The post-war era of American hegemony was inaugurated by a ‘revolution from above’ in the 1945–50 period which reconstructed the power of the West European bourgeoisies along a new axis of liberalism and interdependence with us global power, while simultaneously purging and disunifying the European labour movement. The crucial precondition, of course, was the unique techno-military advantage attained by the United States in the summer of 1945: the great historical contingency of the atomic bomb was joined to the more predictable results of the full-scale mobilization of the productive forces of the giant American economy (which doubled its industrial capacity between 1940 and 1944). By any accounting, 8 August 1945 must be reckoned the commencement of the ‘American Century’, as the destruction of Hiroshima removed the constraints of power-sharing negotiated by the Allied triumvirate at Yalta.

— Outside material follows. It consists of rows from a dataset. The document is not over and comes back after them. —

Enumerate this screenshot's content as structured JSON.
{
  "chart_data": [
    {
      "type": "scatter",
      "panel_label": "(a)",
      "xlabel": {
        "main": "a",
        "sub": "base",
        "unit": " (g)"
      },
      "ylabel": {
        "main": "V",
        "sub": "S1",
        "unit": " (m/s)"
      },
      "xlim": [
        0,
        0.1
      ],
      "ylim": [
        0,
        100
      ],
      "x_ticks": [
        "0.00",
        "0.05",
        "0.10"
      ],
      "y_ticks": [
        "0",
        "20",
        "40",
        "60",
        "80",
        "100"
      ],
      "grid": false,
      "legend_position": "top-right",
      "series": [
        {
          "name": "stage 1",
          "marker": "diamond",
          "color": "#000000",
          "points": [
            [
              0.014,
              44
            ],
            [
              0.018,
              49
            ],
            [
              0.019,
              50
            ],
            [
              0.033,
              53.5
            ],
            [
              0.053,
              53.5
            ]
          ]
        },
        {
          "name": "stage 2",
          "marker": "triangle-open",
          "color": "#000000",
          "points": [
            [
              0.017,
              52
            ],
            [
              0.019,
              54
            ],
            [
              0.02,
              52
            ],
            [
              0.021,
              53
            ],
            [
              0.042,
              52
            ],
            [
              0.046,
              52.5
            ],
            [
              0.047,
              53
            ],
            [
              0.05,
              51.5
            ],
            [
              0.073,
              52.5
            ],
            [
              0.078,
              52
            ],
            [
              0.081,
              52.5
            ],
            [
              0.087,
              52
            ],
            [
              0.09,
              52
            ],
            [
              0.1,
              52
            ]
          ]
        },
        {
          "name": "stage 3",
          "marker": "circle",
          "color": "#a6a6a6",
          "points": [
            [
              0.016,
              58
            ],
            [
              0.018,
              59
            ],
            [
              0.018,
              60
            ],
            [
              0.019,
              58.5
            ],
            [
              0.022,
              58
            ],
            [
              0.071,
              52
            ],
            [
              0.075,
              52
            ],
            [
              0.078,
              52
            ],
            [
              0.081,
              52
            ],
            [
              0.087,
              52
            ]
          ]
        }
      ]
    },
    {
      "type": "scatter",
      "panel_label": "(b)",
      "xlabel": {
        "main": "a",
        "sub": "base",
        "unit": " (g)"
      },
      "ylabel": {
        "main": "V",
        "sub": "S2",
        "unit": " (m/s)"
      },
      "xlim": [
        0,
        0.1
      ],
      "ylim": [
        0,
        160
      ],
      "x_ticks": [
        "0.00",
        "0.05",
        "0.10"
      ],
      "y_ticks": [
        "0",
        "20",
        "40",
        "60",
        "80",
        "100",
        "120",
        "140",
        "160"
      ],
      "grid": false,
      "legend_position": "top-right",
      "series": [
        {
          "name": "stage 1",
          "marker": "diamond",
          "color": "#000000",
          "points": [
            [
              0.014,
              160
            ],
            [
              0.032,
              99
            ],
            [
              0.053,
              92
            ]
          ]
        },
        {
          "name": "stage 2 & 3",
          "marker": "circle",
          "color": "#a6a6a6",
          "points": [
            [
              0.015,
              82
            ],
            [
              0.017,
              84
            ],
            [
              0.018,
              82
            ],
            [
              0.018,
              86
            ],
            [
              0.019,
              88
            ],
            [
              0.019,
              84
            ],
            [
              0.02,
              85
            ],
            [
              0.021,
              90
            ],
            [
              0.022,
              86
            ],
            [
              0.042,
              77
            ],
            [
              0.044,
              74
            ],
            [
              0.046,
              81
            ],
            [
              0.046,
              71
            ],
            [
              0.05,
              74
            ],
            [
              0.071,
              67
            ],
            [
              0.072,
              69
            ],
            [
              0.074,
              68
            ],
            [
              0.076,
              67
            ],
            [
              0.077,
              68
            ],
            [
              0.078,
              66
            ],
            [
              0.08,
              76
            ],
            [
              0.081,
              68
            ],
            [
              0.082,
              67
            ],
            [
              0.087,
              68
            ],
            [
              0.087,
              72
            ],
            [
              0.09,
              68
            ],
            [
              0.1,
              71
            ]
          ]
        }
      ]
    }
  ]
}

The bipolar world which emerged after Hiroshima was, in a perverse sense, the realization of Kautsky’s prophecy of ‘ultra-imperialism’ stood on its head. Kautsky had claimed to see, through the smoke and ruin of World War One, an emergent new order, dominated by the United States, where the logic of monopoly would transform the violence of inter-imperialist rivalry into a pacific collusion for the purpose of exploiting the non-industrial world.footnote1 In the event, it was rather the global logic of counter-revolutionary violence which created conditions for the peaceful economic interdependence of a chastened Atlantic imperialism under American leadership. Although the Bretton Woods institutions—the World Bank and imf—are often portrayed as the foundations of the post-war system, their interventions only became consequential at the end of the reconstruction period in the late 1950s. First and above all, it was multi-national military integration under the slogan of collective security against the ussr which preceded and quickened the interpenetration of the major capitalist economies, making possible the new era of commercial liberalism which flowered between 1958 and 1973.